さらに、Varda社の再突入カプセルが軍事目的の技術試験にも使われている点も興味深いところです。超高速飛行の極限環境での技術検証は、航空宇宙防衛分野における日本の技術開発にも参考になる可能性があります。

宇宙産業の加速と未来への展望

Varda社の取り組みは、宇宙が単なる探査の場から、実際に「ものづくり」を行う産業の場へと進化していることを示しています。今回の自社開発宇宙船の打ち上げと、画期的なFAAライセンスの取得は、その加速を意味するでしょう。

私が特に注目するのは、Varda社が「垂直統合」によって、製品の品質管理、コスト削減、そして何よりも「迅速性」を追求している点です。これは、新しい産業が成長する上で非常に重要な要素です。宇宙産業はまだ黎明期にありますが、Varda社のような企業が、より安く、速く、安全に宇宙を利用できる仕組みを整えることで、今後さらに多くの企業や研究者が宇宙でのビジネスや研究に参入しやすくなるでしょう。

また、FAA Part 450のような規制緩和の動きも、宇宙産業の成長には不可欠です。もちろん安全性は最優先ですが、新しい技術の可能性を摘むことなく、柔軟にルールを適用していく姿勢は、日本を含む他の国々が宇宙開発を進める上でも参考にすべき点だと思います。日本でも、宇宙ビジネスを支援するための法的・制度的整備がさらに進めば、宇宙を活用した新たな産業が生まれ、私たちの生活がより豊かになる未来が拓けるかもしれません。

宇宙製造が切り拓く新たなフロンティア

Varda Space Industriesの最新の動きは、宇宙が単なる研究の場ではなく、新たな産業のフロンティアとして急速に発展していることを強く示唆しています。自社で宇宙船を開発し、効率的な規制の枠組みを活用することで、彼らは「宇宙での医薬品製造」という、かつては夢物語だった分野を現実のものへと変えつつあります。

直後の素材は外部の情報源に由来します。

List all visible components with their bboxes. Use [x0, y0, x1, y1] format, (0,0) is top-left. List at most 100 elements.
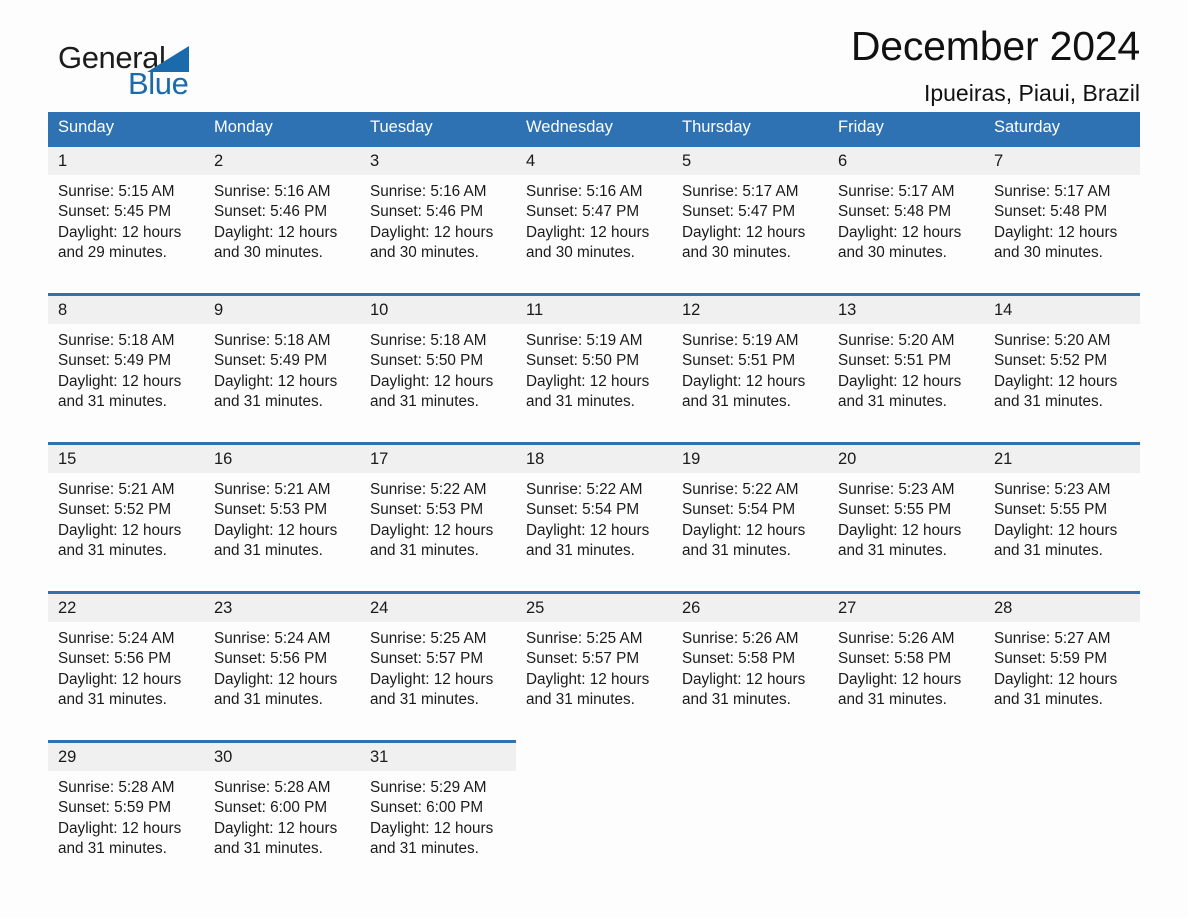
day-cell[interactable]: Sunrise: 5:21 AM Sunset: 5:53 PM Dayligh… — [204, 473, 360, 593]
week-2-detail-row: Sunrise: 5:18 AM Sunset: 5:49 PM Dayligh… — [48, 324, 1140, 444]
day-cell[interactable]: Sunrise: 5:25 AM Sunset: 5:57 PM Dayligh… — [516, 622, 672, 742]
day-cell[interactable]: Sunrise: 5:25 AM Sunset: 5:57 PM Dayligh… — [360, 622, 516, 742]
sunrise-text: Sunrise: 5:21 AM — [214, 481, 331, 498]
sunrise-sunset-calendar: Sunday Monday Tuesday Wednesday Thursday… — [48, 112, 1140, 889]
sunrise-text: Sunrise: 5:19 AM — [682, 332, 799, 349]
day-cell[interactable]: Sunrise: 5:18 AM Sunset: 5:49 PM Dayligh… — [48, 324, 204, 444]
day-number[interactable]: 24 — [360, 591, 516, 622]
week-4-daynum-row: 22 23 24 25 26 27 28 — [48, 591, 1140, 622]
day-cell[interactable]: Sunrise: 5:26 AM Sunset: 5:58 PM Dayligh… — [828, 622, 984, 742]
day-cell[interactable]: Sunrise: 5:23 AM Sunset: 5:55 PM Dayligh… — [828, 473, 984, 593]
dow-header-tuesday: Tuesday — [360, 112, 516, 146]
sunset-text: Sunset: 5:51 PM — [838, 352, 952, 370]
day-cell[interactable]: Sunrise: 5:15 AM Sunset: 5:45 PM Dayligh… — [48, 175, 204, 295]
day-number[interactable]: 16 — [204, 442, 360, 473]
day-cell[interactable]: Sunrise: 5:20 AM Sunset: 5:51 PM Dayligh… — [828, 324, 984, 444]
day-number[interactable]: 22 — [48, 591, 204, 622]
day-number[interactable]: 26 — [672, 591, 828, 622]
day-number[interactable]: 3 — [360, 144, 516, 175]
day-cell[interactable]: Sunrise: 5:28 AM Sunset: 5:59 PM Dayligh… — [48, 771, 204, 889]
general-blue-logo[interactable]: General Blue — [48, 42, 218, 106]
day-number[interactable]: 7 — [984, 144, 1140, 175]
sunrise-text: Sunrise: 5:27 AM — [994, 630, 1111, 647]
sunset-text: Sunset: 5:47 PM — [682, 203, 796, 221]
sunset-text: Sunset: 5:57 PM — [370, 650, 484, 668]
day-number[interactable]: 13 — [828, 293, 984, 324]
week-1-detail-row: Sunrise: 5:15 AM Sunset: 5:45 PM Dayligh… — [48, 175, 1140, 295]
day-number[interactable]: 25 — [516, 591, 672, 622]
day-number[interactable]: 27 — [828, 591, 984, 622]
sunset-text: Sunset: 5:56 PM — [214, 650, 328, 668]
day-cell[interactable]: Sunrise: 5:16 AM Sunset: 5:46 PM Dayligh… — [360, 175, 516, 295]
day-number[interactable]: 21 — [984, 442, 1140, 473]
sunset-text: Sunset: 5:59 PM — [994, 650, 1108, 668]
day-number[interactable]: 12 — [672, 293, 828, 324]
day-cell[interactable]: Sunrise: 5:24 AM Sunset: 5:56 PM Dayligh… — [48, 622, 204, 742]
day-cell[interactable]: Sunrise: 5:24 AM Sunset: 5:56 PM Dayligh… — [204, 622, 360, 742]
daylight-text: Daylight: 12 hours and 31 minutes. — [370, 521, 494, 559]
day-number[interactable]: 28 — [984, 591, 1140, 622]
day-number[interactable]: 5 — [672, 144, 828, 175]
day-cell[interactable]: Sunrise: 5:16 AM Sunset: 5:46 PM Dayligh… — [204, 175, 360, 295]
day-cell[interactable]: Sunrise: 5:17 AM Sunset: 5:48 PM Dayligh… — [828, 175, 984, 295]
day-number[interactable]: 1 — [48, 144, 204, 175]
sunset-text: Sunset: 5:47 PM — [526, 203, 640, 221]
empty-day-cell — [828, 771, 984, 889]
day-cell[interactable]: Sunrise: 5:22 AM Sunset: 5:53 PM Dayligh… — [360, 473, 516, 593]
daylight-text: Daylight: 12 hours and 31 minutes. — [58, 521, 182, 559]
sunrise-text: Sunrise: 5:20 AM — [838, 332, 955, 349]
day-cell[interactable]: Sunrise: 5:22 AM Sunset: 5:54 PM Dayligh… — [672, 473, 828, 593]
day-number[interactable]: 2 — [204, 144, 360, 175]
daylight-text: Daylight: 12 hours and 31 minutes. — [838, 670, 962, 708]
day-cell[interactable]: Sunrise: 5:23 AM Sunset: 5:55 PM Dayligh… — [984, 473, 1140, 593]
logo-word-blue: Blue — [128, 66, 189, 101]
daylight-text: Daylight: 12 hours and 31 minutes. — [994, 372, 1118, 410]
daylight-text: Daylight: 12 hours and 31 minutes. — [58, 372, 182, 410]
sunrise-text: Sunrise: 5:19 AM — [526, 332, 643, 349]
dow-header-thursday: Thursday — [672, 112, 828, 146]
day-number[interactable]: 9 — [204, 293, 360, 324]
day-cell[interactable]: Sunrise: 5:17 AM Sunset: 5:48 PM Dayligh… — [984, 175, 1140, 295]
day-number[interactable]: 19 — [672, 442, 828, 473]
sunset-text: Sunset: 5:49 PM — [58, 352, 172, 370]
day-number[interactable]: 4 — [516, 144, 672, 175]
day-cell[interactable]: Sunrise: 5:16 AM Sunset: 5:47 PM Dayligh… — [516, 175, 672, 295]
day-number[interactable]: 10 — [360, 293, 516, 324]
day-number[interactable]: 29 — [48, 740, 204, 771]
day-cell[interactable]: Sunrise: 5:18 AM Sunset: 5:50 PM Dayligh… — [360, 324, 516, 444]
day-number[interactable]: 17 — [360, 442, 516, 473]
day-number[interactable]: 8 — [48, 293, 204, 324]
daylight-text: Daylight: 12 hours and 31 minutes. — [58, 819, 182, 857]
sunset-text: Sunset: 5:56 PM — [58, 650, 172, 668]
sunset-text: Sunset: 5:52 PM — [58, 501, 172, 519]
day-cell[interactable]: Sunrise: 5:21 AM Sunset: 5:52 PM Dayligh… — [48, 473, 204, 593]
sunset-text: Sunset: 5:55 PM — [838, 501, 952, 519]
day-number[interactable]: 18 — [516, 442, 672, 473]
day-cell[interactable]: Sunrise: 5:17 AM Sunset: 5:47 PM Dayligh… — [672, 175, 828, 295]
day-cell[interactable]: Sunrise: 5:27 AM Sunset: 5:59 PM Dayligh… — [984, 622, 1140, 742]
day-cell[interactable]: Sunrise: 5:28 AM Sunset: 6:00 PM Dayligh… — [204, 771, 360, 889]
day-cell[interactable]: Sunrise: 5:29 AM Sunset: 6:00 PM Dayligh… — [360, 771, 516, 889]
day-number[interactable]: 31 — [360, 740, 516, 771]
day-cell[interactable]: Sunrise: 5:18 AM Sunset: 5:49 PM Dayligh… — [204, 324, 360, 444]
day-number[interactable]: 14 — [984, 293, 1140, 324]
day-cell[interactable]: Sunrise: 5:20 AM Sunset: 5:52 PM Dayligh… — [984, 324, 1140, 444]
sunrise-text: Sunrise: 5:22 AM — [526, 481, 643, 498]
day-number[interactable]: 30 — [204, 740, 360, 771]
week-4-detail-row: Sunrise: 5:24 AM Sunset: 5:56 PM Dayligh… — [48, 622, 1140, 742]
day-number[interactable]: 11 — [516, 293, 672, 324]
day-cell[interactable]: Sunrise: 5:19 AM Sunset: 5:50 PM Dayligh… — [516, 324, 672, 444]
daylight-text: Daylight: 12 hours and 30 minutes. — [214, 223, 338, 261]
day-number[interactable]: 6 — [828, 144, 984, 175]
day-cell[interactable]: Sunrise: 5:19 AM Sunset: 5:51 PM Dayligh… — [672, 324, 828, 444]
dow-header-wednesday: Wednesday — [516, 112, 672, 146]
day-cell[interactable]: Sunrise: 5:22 AM Sunset: 5:54 PM Dayligh… — [516, 473, 672, 593]
week-2-daynum-row: 8 9 10 11 12 13 14 — [48, 293, 1140, 324]
day-number[interactable]: 20 — [828, 442, 984, 473]
day-number[interactable]: 15 — [48, 442, 204, 473]
day-number[interactable]: 23 — [204, 591, 360, 622]
day-cell[interactable]: Sunrise: 5:26 AM Sunset: 5:58 PM Dayligh… — [672, 622, 828, 742]
empty-day-number — [984, 741, 1140, 771]
daylight-text: Daylight: 12 hours and 31 minutes. — [214, 521, 338, 559]
sunrise-text: Sunrise: 5:25 AM — [526, 630, 643, 647]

彼らの成功は、製薬業界だけでなく、高性能素材の開発や、宇宙空間での新しい製造技術の確立を目指す様々な産業に影響を与えるでしょう。国際宇宙ステーションの運用終了が近づく中、Varda社のような民間企業が提供する「宇宙の工場」は、今後の微小重力研究や産業活動にとって不可欠な存在となるかもしれません。

私たちは今、宇宙がもたらす新たな産業革命の入り口に立っています。Varda社の挑戦が、私たちの未来の暮らしにどのような革新をもたらすのか、今後の動向から目が離せません。宇宙での「ものづくり」が、より身近なものとなり、地球上の課題解決に貢献する日が来ることを期待しましょう。